Environmental Insider News, Feb 25, 2003

State representative Dianne White Delisi has filed House Bill 695, which provides an exemption from the franchise tax for corporations engaged in manufacturing, selling, or installing desalination devices. The bill also allows a corporation to deduct from its apportioned taxable capital the amortized cost of a desalination device or from its apportioned taxable earned surplus 10% of the amortized cost of a desalination device under certain conditions. In other environment-related legislation -

- House Bill 877 (Rodriguez) - requires the Texas Commission on Environmental Quality to ensure, to the extent practicable, that the administrative penalty amount in each enforcement case is at least equal to the value of any economic benefit gained by the alleged violator through the violation. Current law only requires that economic benefit gained through a violation be considered by TCEQ in determining the penalty amount, and in many cases the penalty is far less than the economic benefit from the violation.

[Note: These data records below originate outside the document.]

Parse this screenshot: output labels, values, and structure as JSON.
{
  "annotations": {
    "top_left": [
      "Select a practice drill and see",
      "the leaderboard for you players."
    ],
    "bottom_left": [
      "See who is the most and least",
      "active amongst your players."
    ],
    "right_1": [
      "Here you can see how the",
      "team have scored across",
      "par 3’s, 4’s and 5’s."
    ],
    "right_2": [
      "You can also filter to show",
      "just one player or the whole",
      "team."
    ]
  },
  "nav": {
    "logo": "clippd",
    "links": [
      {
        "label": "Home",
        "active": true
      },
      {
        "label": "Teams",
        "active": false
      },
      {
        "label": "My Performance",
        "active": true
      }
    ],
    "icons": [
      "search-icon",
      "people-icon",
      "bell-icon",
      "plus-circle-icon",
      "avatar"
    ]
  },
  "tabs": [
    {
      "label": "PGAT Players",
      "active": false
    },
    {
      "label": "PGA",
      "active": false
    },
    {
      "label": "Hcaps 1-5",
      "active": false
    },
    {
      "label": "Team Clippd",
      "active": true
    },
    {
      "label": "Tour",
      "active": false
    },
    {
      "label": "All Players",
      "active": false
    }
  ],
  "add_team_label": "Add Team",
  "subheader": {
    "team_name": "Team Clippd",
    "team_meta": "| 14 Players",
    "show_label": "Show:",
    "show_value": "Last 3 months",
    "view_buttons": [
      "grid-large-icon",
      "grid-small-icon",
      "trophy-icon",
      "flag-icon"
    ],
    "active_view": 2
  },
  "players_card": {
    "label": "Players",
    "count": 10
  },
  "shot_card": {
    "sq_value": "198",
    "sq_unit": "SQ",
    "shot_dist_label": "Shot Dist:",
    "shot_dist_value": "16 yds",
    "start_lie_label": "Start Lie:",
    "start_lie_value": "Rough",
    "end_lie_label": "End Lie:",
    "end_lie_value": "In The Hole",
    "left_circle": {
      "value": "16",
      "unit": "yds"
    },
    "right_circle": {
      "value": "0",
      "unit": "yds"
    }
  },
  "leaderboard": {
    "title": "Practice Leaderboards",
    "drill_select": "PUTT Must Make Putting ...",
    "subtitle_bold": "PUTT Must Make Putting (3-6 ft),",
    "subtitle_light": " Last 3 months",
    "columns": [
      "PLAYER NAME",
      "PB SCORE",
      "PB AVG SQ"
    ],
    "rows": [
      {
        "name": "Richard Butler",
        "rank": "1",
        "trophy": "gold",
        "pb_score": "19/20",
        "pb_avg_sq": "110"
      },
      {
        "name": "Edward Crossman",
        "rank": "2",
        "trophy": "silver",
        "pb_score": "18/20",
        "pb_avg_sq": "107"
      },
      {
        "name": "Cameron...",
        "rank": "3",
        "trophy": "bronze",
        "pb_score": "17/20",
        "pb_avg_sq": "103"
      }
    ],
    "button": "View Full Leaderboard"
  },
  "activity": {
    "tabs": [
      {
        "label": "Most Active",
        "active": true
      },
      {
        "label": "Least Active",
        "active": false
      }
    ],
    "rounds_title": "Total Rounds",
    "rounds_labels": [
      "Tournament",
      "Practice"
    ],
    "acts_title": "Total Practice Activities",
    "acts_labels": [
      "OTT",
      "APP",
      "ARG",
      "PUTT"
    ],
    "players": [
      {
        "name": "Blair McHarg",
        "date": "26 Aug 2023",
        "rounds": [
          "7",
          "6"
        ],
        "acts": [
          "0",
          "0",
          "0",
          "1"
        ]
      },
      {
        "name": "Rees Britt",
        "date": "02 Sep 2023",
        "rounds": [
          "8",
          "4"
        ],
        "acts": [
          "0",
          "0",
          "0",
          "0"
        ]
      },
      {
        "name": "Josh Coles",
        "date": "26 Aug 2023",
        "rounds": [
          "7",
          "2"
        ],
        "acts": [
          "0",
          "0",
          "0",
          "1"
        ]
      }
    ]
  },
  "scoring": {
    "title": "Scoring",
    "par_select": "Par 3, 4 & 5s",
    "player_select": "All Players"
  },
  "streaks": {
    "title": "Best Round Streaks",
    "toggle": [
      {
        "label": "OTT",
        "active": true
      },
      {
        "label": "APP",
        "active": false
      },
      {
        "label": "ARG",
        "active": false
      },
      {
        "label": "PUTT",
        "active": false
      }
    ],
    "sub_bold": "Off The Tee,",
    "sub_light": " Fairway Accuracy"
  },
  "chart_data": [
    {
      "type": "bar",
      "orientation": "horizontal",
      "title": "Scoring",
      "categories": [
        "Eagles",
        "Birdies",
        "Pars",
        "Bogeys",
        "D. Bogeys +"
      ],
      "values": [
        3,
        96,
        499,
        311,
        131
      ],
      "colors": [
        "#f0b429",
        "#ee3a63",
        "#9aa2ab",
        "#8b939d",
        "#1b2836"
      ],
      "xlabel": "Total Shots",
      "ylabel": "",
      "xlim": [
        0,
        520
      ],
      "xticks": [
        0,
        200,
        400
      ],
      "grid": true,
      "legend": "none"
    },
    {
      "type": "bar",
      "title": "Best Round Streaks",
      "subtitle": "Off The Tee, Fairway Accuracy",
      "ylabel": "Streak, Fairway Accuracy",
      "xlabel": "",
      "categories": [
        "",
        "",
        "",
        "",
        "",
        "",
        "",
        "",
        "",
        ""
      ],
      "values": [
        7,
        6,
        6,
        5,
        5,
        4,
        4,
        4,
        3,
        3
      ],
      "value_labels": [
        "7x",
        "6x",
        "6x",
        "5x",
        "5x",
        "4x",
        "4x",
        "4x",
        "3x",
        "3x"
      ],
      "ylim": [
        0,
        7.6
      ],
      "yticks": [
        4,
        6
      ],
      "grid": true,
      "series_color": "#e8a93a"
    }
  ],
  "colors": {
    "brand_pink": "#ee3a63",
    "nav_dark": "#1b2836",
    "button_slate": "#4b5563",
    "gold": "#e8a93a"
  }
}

- House Bill 942 (Chisum) - exempts from bond requirements persons who have no responsibility over a wellbore, including a water hauler, pipeline company, or well plugger.

- House Bill 975 (Puente) - authorizes the Texas Department of Health to assess a fee for each water well drilled in the amount determined by TDH rule for the purpose of plugging abandoned or deteriorated wells. These fees would be deposited into a new water well plugging account in the general revenue fund, and no more than 20% of deposited funds could be spent on administrative costs. The fund would pay for plugging wells in which the landowner or other possessor cannot be located or lacks sufficient assets to plug the well properly.

- House Bill 1001 (Elkins) - sets a maximum $25 fine for speeding less than 20 mph on a part of the highway system that has an environmental speed limit and bars such offenses from being considered when setting car insurance rates.

- House Bill 1005 (Haggerty) - adds flexibility for TCEQ in decisions to issue emergency orders suspending operations of, or setting penalties against, rock crushers or batch concrete plants.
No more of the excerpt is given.